First, in the problem definition stage, technology companies can influence policymakers’ perceptions of issues by reshaping the nature of the problems, thereby guiding them to choose corresponding policy-making logics. Problem definition determines the basic ideas and analytical frameworks for policy design, but it is not a purely objective process; rather, it is a process of frame selection. Different problem frames imply differing perspectives on understanding the essence of issues, leading to entirely different solution ideas. Technology companies can enhance the importance, relevance, and weight of specific beliefs on current issues by redefining, constructing, and describing particular policy problems, thereby influencing the content and importance judgments of individual beliefs. In the context of great power competition, technology companies can redefine, construct, and describe issues related to their commercial interests as critical concerns for national security and strategic interests, even persuading decision-makers to examine industrial policies through the logic of national security to seek more policy support for themselves. According to the Copenhagen School’s securitization theory, when an issue is successfully defined as a security issue, decision-makers tend to adopt unconventional emergency measures, breaking existing policy paths and institutional norms. Therefore, technology companies successfully framing commercial issues as security issues will draw decision-makers’ attention to these problems, prompting them to formulate unconventional response policies.

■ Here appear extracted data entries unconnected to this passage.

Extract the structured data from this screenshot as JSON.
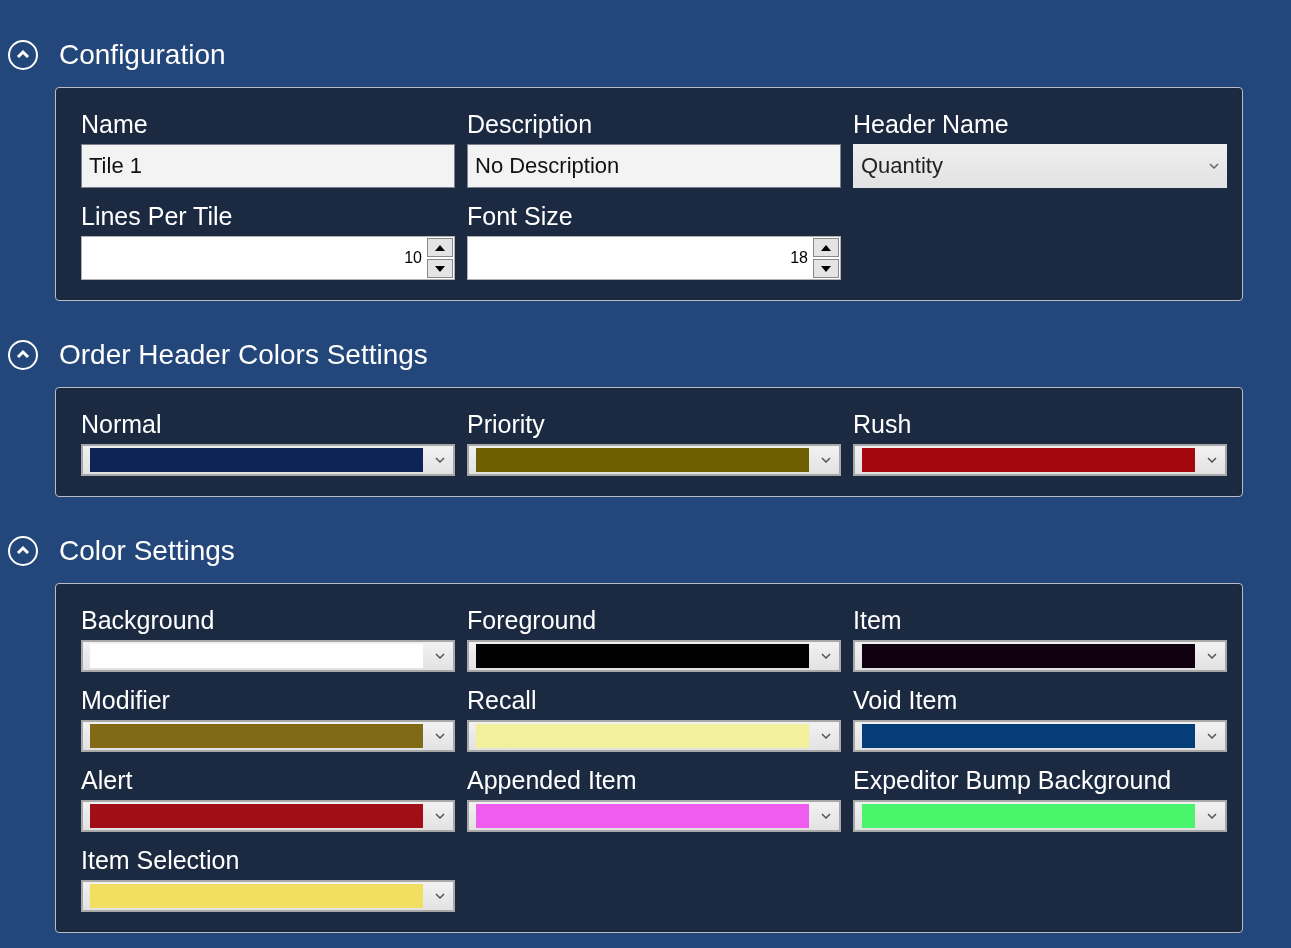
{
  "sections": [
    {
      "title": "Configuration",
      "expanded": true,
      "fields": [
        {
          "label": "Name",
          "kind": "text",
          "value": "Tile 1"
        },
        {
          "label": "Description",
          "kind": "text",
          "value": "No Description"
        },
        {
          "label": "Header Name",
          "kind": "dropdown",
          "value": "Quantity"
        },
        {
          "label": "Lines Per Tile",
          "kind": "spinner",
          "value": "10"
        },
        {
          "label": "Font Size",
          "kind": "spinner",
          "value": "18"
        }
      ]
    },
    {
      "title": "Order Header Colors Settings",
      "expanded": true,
      "fields": [
        {
          "label": "Normal",
          "kind": "color",
          "color": "#0e2358"
        },
        {
          "label": "Priority",
          "kind": "color",
          "color": "#6e5f00"
        },
        {
          "label": "Rush",
          "kind": "color",
          "color": "#a4070e"
        }
      ]
    },
    {
      "title": "Color Settings",
      "expanded": true,
      "fields": [
        {
          "label": "Background",
          "kind": "color",
          "color": "#ffffff"
        },
        {
          "label": "Foreground",
          "kind": "color",
          "color": "#000000"
        },
        {
          "label": "Item",
          "kind": "color",
          "color": "#0f0010"
        },
        {
          "label": "Modifier",
          "kind": "color",
          "color": "#806a15"
        },
        {
          "label": "Recall",
          "kind": "color",
          "color": "#f2f09a"
        },
        {
          "label": "Void Item",
          "kind": "color",
          "color": "#043d78"
        },
        {
          "label": "Alert",
          "kind": "color",
          "color": "#a10e15"
        },
        {
          "label": "Appended Item",
          "kind": "color",
          "color": "#ee5ded"
        },
        {
          "label": "Expeditor Bump Background",
          "kind": "color",
          "color": "#4bf56b"
        },
        {
          "label": "Item Selection",
          "kind": "color",
          "color": "#f0df60"
        }
      ]
    }
  ]
}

Second, at the policy goal level, technology companies can selectively amplify or downplay the strategic value of different policy goals using the great power competition framework, influencing decision-makers’ judgments regarding priority among goals and establishing those aligned with their commercial interests as higher-priority goals. When formulating policies for specific issues, decision-makers need to weigh the importance, urgency, accessibility, and other factors of multiple goals to determine their priorities and reasonably establish a phased and hierarchical policy goal system. In the context of great power competition, technology companies can amplify the strategic value of policy goals favorable to themselves, emphasizing the critical significance of achieving these goals for national interests and enhancing comprehensive national power to persuade decision-makers to prioritize them. For example, in the field of artificial intelligence governance, technology companies may emphasize the positive effects of a lenient regulatory environment on the country’s ability to seize technological high ground, urging decision-makers to prioritize technological innovation in policy goals. Conversely, for policy goals that may harm their interests, technology companies often adopt the opposite strategy, emphasizing the potential consequences of prioritizing these goals amid international competition, attempting to pressure decision-makers to lower their priority. Additionally, technology companies may exploit the uncertainties of great power competition, exaggerating the complexity and urgency of competitive situations, inflating competitors’ strategic intentions and their pace in key technology fields, creating a sense of urgency to pressure decision-makers to increase policy support in relevant areas.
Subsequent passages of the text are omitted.